In Need of Yoga Nidra
I'm stretched out during my first 45-minute Yoga Nidra class, body cradled in a fully supported Savasana (Corpse Pose), limbs limp, breath quiet, thoughts drifting by. In the distance, the teacher's voice blends with the sound of Tibetan bells. All traces of the day fade away, time stops, and stillness washes over me. So this is Yoga Nidra!
Also known as yogic sleep or sleep with awareness, Yoga Nidra is an ancient practice that is rapidly gaining popularity in the West. It is intended to induce full-body relaxation and a deep meditative state of consciousness. "We live in a chronically exhausted, overstimulated world," says Rod Stryker. "Yoga Nidra is a systematic method of complete relaxation, holistically addressing our physiological, neurological, and subconscious needs."
During a typical class, teachers use a variety of techniques—including guided imagery and body scanning—to aid relaxation. And unlike a quick Savasana at the end of asana practice, Yoga Nidra allows enough time for practitioners to physiologically and psychologically sink into it—at least 20 to 45 minutes, says Jennifer Morrice.

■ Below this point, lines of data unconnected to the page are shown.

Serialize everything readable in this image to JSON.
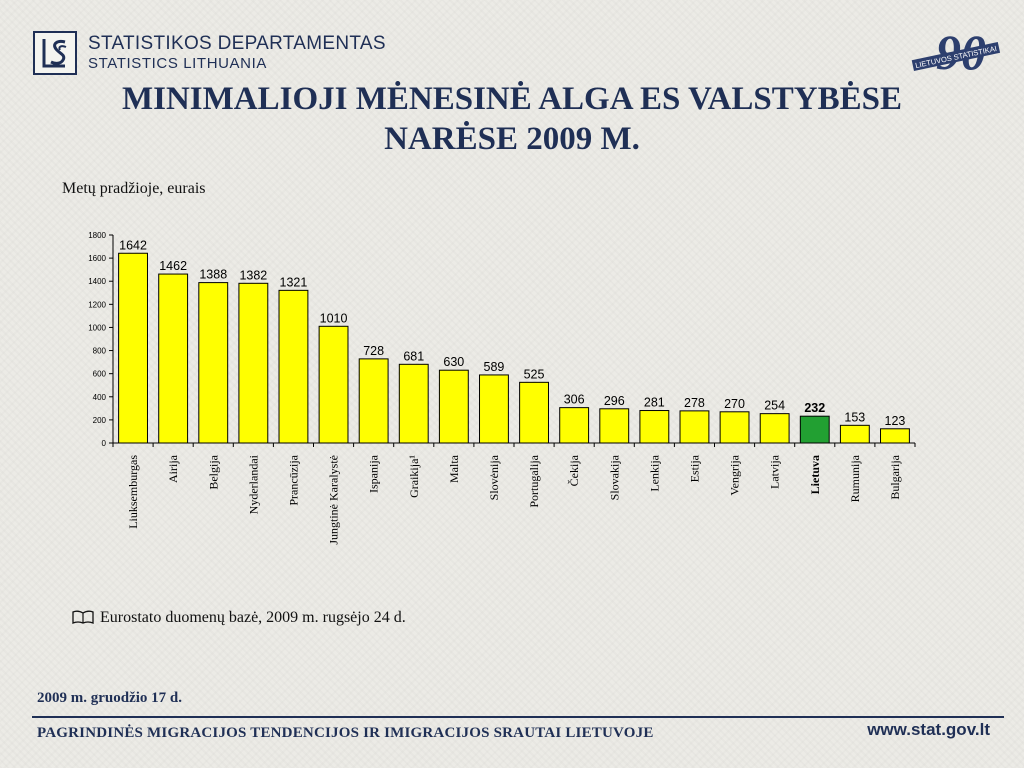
{
  "header": {
    "org_line1": "STATISTIKOS DEPARTAMENTAS",
    "org_line2": "STATISTICS LITHUANIA",
    "emblem_number": "90",
    "emblem_text": "LIETUVOS STATISTIKAI"
  },
  "title_line1": "MINIMALIOJI MĖNESINĖ ALGA ES VALSTYBĖSE",
  "title_line2": "NARĖSE 2009 M.",
  "subtitle": "Metų pradžioje, eurais",
  "chart_data": {
    "type": "bar",
    "categories": [
      "Liuksemburgas",
      "Airija",
      "Belgija",
      "Nyderlandai",
      "Prancūzija",
      "Jungtinė Karalystė",
      "Ispanija",
      "Graikija¹",
      "Malta",
      "Slovėnija",
      "Portugalija",
      "Čekija",
      "Slovakija",
      "Lenkija",
      "Estija",
      "Vengrija",
      "Latvija",
      "Lietuva",
      "Rumunija",
      "Bulgarija"
    ],
    "values": [
      1642,
      1462,
      1388,
      1382,
      1321,
      1010,
      728,
      681,
      630,
      589,
      525,
      306,
      296,
      281,
      278,
      270,
      254,
      232,
      153,
      123
    ],
    "highlight_index": 17,
    "colors": {
      "default": "#ffff00",
      "highlight": "#22a032"
    },
    "ylim": [
      0,
      1800
    ],
    "yticks": [
      0,
      200,
      400,
      600,
      800,
      1000,
      1200,
      1400,
      1600,
      1800
    ],
    "grid": false,
    "title": "",
    "xlabel": "",
    "ylabel": ""
  },
  "source": "Eurostato duomenų bazė, 2009 m. rugsėjo 24 d.",
  "date": "2009 m. gruodžio 17 d.",
  "footer": {
    "title": "PAGRINDINĖS MIGRACIJOS TENDENCIJOS IR IMIGRACIJOS SRAUTAI  LIETUVOJE",
    "url": "www.stat.gov.lt"
  }
}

The ancient yoga text the Mandukya Upanishads refers to four different stages of Yoga Nidra. The practitioner begins by quieting the overactive conscious mind, then moves into a meditative state, gradually finding a state of "ultimate harmony," in which the brain waves slow down and a subtle euphoria emerges. Though most practitioners don't slip easily into the more advanced stages, they still tend to emerge feeling rejuvenated. "Yoga Nidra uniquely unwinds the nervous system," Stryker says, "which is the foundation of the body's well-being."